Google and OpenAI Unveil Competing Visions for Dynamic AI-Generated UIs
Google has announced Project A2UI, an initiative focused on dynamically AI-generated user interfaces, aiming to enhance interactions with AI agents for tasks like reservations. The core problem A2UI addresses is the inefficiency of back-and-forth chatbot conversations when completing structured tasks. Google’s proposed solution involves third-party services (e.g., restaurant reservation systems) sending JSON data that describes UI components (such as text fields, date/time inputs, or buttons) rather than full HTML. The AI host application (like Google’s Gemini) then translates this JSON into its native UI components, leveraging its own component catalog. This approach ensures brand consistency with the AI agent’s interface, eliminates security risks associated with rendering untrusted third-party HTML, and maintains compatibility with the external service’s data requirements. The goal is to create purpose-built UI snippets that integrate fluidly into AI applications.

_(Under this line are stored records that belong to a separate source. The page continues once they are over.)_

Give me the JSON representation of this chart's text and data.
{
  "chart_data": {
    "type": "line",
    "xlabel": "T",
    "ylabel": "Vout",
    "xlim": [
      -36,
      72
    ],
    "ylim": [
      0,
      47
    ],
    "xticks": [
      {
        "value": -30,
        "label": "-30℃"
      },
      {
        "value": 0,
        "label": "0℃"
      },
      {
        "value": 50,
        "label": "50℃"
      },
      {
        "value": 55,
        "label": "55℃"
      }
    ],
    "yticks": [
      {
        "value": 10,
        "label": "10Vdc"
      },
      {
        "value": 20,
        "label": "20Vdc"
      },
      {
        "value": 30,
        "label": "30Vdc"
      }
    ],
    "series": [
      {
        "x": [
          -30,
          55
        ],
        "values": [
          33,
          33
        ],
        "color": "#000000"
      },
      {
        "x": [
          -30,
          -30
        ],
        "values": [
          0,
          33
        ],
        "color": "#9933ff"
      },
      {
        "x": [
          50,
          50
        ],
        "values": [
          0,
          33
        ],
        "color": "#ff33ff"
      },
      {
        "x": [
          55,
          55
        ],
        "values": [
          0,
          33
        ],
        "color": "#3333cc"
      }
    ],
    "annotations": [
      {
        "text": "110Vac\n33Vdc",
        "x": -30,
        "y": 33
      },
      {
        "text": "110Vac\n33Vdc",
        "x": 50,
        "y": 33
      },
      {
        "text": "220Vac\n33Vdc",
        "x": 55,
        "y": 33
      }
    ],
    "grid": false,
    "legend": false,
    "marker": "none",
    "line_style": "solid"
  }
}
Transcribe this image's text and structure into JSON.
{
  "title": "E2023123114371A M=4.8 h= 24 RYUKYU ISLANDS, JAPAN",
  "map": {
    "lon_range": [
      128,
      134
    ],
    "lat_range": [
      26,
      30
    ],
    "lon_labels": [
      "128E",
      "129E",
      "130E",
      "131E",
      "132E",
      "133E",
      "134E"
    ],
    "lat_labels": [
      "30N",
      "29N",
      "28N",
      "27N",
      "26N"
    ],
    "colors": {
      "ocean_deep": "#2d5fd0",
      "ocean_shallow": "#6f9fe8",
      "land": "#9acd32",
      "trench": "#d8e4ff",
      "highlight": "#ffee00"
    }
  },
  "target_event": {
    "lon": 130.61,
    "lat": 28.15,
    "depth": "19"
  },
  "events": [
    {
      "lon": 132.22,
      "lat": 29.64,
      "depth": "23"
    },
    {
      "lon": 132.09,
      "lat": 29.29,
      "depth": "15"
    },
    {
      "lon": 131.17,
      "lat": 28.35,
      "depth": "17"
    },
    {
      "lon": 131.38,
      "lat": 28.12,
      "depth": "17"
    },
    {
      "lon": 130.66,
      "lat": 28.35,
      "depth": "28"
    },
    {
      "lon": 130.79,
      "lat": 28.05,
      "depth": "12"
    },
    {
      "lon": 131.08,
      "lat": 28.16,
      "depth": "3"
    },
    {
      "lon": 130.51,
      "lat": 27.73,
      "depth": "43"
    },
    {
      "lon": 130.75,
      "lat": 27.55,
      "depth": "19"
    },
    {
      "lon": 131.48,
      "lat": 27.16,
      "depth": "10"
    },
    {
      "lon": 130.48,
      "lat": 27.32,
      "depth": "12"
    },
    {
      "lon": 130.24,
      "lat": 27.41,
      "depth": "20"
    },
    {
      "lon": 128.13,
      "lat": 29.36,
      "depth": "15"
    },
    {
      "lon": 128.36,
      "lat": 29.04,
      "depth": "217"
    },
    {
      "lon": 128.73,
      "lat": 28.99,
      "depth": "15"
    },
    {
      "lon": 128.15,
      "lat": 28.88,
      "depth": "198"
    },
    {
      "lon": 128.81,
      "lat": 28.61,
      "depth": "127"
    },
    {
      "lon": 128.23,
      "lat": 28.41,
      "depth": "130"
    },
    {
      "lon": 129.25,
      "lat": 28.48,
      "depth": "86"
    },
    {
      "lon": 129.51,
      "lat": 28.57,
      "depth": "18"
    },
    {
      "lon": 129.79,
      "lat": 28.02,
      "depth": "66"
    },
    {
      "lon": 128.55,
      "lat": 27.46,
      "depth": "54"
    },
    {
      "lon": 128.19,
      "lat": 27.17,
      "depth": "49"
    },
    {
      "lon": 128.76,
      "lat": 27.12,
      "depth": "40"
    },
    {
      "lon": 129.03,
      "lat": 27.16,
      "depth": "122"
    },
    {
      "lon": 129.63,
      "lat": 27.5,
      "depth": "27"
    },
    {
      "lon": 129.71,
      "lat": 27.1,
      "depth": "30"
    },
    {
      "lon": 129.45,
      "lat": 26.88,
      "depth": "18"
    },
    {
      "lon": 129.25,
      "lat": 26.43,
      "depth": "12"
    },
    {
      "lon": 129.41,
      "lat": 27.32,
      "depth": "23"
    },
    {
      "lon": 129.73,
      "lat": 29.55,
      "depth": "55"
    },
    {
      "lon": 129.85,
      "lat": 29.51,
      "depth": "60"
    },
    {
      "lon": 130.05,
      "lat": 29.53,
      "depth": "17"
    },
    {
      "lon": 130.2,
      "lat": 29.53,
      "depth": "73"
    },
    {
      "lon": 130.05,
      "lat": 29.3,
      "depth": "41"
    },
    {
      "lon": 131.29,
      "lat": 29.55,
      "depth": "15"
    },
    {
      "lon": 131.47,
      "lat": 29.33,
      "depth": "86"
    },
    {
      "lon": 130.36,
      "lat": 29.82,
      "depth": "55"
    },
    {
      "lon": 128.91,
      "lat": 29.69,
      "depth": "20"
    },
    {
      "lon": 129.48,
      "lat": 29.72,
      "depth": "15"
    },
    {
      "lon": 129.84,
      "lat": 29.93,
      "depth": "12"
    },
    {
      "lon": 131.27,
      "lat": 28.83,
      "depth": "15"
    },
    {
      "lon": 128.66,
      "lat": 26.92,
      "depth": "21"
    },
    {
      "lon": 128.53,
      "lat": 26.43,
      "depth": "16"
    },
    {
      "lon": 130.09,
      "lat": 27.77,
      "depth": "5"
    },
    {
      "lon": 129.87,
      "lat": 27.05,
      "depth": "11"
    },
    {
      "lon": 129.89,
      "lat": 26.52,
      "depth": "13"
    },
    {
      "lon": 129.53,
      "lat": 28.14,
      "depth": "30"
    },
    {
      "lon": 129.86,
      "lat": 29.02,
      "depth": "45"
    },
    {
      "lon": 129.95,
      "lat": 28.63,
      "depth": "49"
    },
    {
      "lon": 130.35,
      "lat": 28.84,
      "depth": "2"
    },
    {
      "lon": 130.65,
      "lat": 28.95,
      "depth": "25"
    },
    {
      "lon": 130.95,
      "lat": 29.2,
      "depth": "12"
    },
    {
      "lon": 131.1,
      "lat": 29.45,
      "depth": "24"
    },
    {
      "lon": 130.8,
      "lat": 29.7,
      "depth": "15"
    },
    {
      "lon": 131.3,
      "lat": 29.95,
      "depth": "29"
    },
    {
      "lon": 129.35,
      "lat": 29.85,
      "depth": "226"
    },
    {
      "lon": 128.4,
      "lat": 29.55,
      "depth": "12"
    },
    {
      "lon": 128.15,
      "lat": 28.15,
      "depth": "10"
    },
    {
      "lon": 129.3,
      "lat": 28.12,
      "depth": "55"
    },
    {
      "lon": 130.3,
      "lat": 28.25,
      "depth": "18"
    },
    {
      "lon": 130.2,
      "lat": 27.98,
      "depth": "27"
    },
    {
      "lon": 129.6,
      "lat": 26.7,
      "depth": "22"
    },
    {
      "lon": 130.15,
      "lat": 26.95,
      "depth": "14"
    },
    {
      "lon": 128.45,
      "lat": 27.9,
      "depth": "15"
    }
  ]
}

This development comes as OpenAI has already ventured into a similar space with its Apps SDK, released in October. The Apps SDK is designed to help third-party services build HTML widgets and JavaScript components that can be rendered within ChatGPT. Unlike A2UI’s JSON-based, host-rendered UI, OpenAI’s solution renders service-defined HTML in a sandboxed iframe, allowing the third-party service to control the styling. The underlying MCP (Model-Controller-Provider) standard is also evolving to support a more generalized approach for exposing these HTML widgets to various AI agents. Both Google and OpenAI share the broader ambition of transforming their AI platforms into a new kind of ‘app store,’ where users can accomplish diverse tasks without leaving the chatbot environment. However, the adoption landscape for service providers remains uncertain; while services like reservation platforms may benefit from increased reach, others that directly charge users (e.g., creative tools) might face challenges related to feature limitations, loss of direct customer engagement, and commission structures, mirroring dynamics observed in mobile app ecosystems.